A Quick Look at Feature-on-Feature Dependencies in Android Gradle Plugin 4.0.0

Jamie Adkins
Pulselive
Published in
3 min readNov 11, 2019

At first glance, Feature-on-Feature dependencies appears to be a change meant for niche dynamic features use cases. However, in this post we’ll explore how this change will make it much easier to build and ship instant apps.

In Android Gradle Plugin 4.0.0, dynamic features can now depend on other dynamic features. Now, when your app downloads a dynamic feature, it also downloads any dynamic features that it depends on.

Your Gradle dependency graph can now look something like this:

Feature-on-Feature example from https://developer.android.com/studio/preview/features

At first you may think that this only serves some niche use cases of dynamic features, however this actually helps solves a very real problem that dynamic feature projects currently face in Android Gradle Plugin 3.5.

Suppose you have a project with 3 dynamic features; :video-list, :video-player and :news. Both :video-list and :video-player depend on a common library; :video-data. You may try to set up your Gradle dependencies like this:

Example project with 3 dynamic features. 2 of which depend on the same library module.

If you now try to build this, you’ll get an error that says that 2 dynamic features both package the same library.

[:video-list, :video-player] all package the same library [:video-data].

Multiple APKs packaging the same library can cause runtime errors.
Adding the above library as a dependency of the base module will resolve this
issue by packaging the library with the base APK instead.
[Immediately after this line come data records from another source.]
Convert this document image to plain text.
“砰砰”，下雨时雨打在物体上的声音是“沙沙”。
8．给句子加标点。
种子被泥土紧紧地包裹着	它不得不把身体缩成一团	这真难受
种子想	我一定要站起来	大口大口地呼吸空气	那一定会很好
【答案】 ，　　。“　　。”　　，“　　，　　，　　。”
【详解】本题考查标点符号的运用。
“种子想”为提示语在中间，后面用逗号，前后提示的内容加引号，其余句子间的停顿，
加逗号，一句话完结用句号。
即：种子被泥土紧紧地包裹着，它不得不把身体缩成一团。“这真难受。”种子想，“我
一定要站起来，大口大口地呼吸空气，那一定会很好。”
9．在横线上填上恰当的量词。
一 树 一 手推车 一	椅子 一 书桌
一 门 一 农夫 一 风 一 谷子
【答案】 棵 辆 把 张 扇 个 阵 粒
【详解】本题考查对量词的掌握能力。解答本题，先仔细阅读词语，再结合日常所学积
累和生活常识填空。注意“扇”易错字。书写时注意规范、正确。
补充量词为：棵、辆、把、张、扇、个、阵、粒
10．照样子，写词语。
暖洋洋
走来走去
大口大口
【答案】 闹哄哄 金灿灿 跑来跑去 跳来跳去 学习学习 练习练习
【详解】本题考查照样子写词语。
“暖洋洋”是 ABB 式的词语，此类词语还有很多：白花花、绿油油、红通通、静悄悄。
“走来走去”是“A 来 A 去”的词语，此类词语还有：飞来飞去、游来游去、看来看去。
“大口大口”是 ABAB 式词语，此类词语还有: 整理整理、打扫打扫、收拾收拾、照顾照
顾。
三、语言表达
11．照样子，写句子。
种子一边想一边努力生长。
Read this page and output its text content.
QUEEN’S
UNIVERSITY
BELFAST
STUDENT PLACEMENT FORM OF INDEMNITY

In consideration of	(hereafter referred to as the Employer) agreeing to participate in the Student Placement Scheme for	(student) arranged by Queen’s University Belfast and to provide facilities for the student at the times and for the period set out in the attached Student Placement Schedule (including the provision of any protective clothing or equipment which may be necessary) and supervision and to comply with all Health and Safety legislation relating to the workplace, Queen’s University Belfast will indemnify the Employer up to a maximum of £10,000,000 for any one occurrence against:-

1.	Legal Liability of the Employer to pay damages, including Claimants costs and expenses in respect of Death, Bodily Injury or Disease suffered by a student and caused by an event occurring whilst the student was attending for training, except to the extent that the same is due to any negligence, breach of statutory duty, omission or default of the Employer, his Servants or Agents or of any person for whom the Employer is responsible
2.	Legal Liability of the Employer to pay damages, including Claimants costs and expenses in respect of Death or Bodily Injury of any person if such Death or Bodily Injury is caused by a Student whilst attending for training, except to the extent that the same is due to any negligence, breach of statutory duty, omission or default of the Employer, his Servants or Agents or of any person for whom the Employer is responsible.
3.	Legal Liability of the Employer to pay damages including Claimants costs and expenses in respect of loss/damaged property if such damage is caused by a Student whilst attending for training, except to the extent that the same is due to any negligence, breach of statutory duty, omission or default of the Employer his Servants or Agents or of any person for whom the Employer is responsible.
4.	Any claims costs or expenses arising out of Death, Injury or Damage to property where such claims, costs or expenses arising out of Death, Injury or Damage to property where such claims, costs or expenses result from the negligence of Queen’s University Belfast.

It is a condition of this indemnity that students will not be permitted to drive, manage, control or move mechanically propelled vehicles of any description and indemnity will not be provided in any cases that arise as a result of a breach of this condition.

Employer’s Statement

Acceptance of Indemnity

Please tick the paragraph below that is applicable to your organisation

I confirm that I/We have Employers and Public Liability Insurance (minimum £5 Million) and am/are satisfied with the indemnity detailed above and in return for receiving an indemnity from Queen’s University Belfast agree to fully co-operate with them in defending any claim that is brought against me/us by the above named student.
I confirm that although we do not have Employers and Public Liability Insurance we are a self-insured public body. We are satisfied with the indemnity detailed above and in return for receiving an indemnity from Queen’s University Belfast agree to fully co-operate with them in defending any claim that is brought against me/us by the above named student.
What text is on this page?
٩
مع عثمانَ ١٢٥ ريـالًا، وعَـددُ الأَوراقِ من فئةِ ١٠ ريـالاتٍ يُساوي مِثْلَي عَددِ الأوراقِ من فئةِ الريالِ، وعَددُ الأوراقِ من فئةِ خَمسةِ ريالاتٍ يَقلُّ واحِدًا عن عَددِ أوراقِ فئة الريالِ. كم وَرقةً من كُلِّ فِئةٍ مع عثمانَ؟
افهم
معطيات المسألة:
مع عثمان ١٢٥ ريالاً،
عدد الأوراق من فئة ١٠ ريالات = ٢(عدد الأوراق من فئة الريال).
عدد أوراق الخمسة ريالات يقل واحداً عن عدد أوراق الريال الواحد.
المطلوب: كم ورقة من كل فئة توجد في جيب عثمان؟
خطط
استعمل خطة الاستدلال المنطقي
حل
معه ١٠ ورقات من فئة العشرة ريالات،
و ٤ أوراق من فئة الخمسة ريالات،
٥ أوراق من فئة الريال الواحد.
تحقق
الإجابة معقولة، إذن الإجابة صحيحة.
In Android Gradle Plugin 3.5, common dependencies have to be provided by base. So instead, your Gradle dependencies will look like this:

:video-data has to be provided by :base, because 2 or more dynamic features depend on it

This has produced an interesting side effect, :news now implicitly depends on :video-data . This becomes a huge problem if you want to make :news an instant app. Instant apps have a 4MB download size limit, and if you depend on libraries that you don’t actually need, it is going to make it very difficult to get the download size below 4MB. For example, :video-data may depend on the Cast library from Google Play Services, which is a big dependency if your project doesn’t already use Google Play Services.

Feature-on-Feature dependencies in Android Gradle Plugin 4.0 solves this issue, and you have a couple of different options.

You can make :video-list depend on :video-player like so:

This also works vice versa, i.e :video-player depending on :video-list

Now, you no longer have 2 completely separate dynamic features that depend on :video-data, and AGP is happy.

You can also make :video-data itself a dynamic feature, and have :video-list and :video-player depend on :video-data.

Either of these solutions will avoid the common dependency build error, and ensure that :news doesn’t depend on :video-data, so that :news can live happily as a 4MB instant app!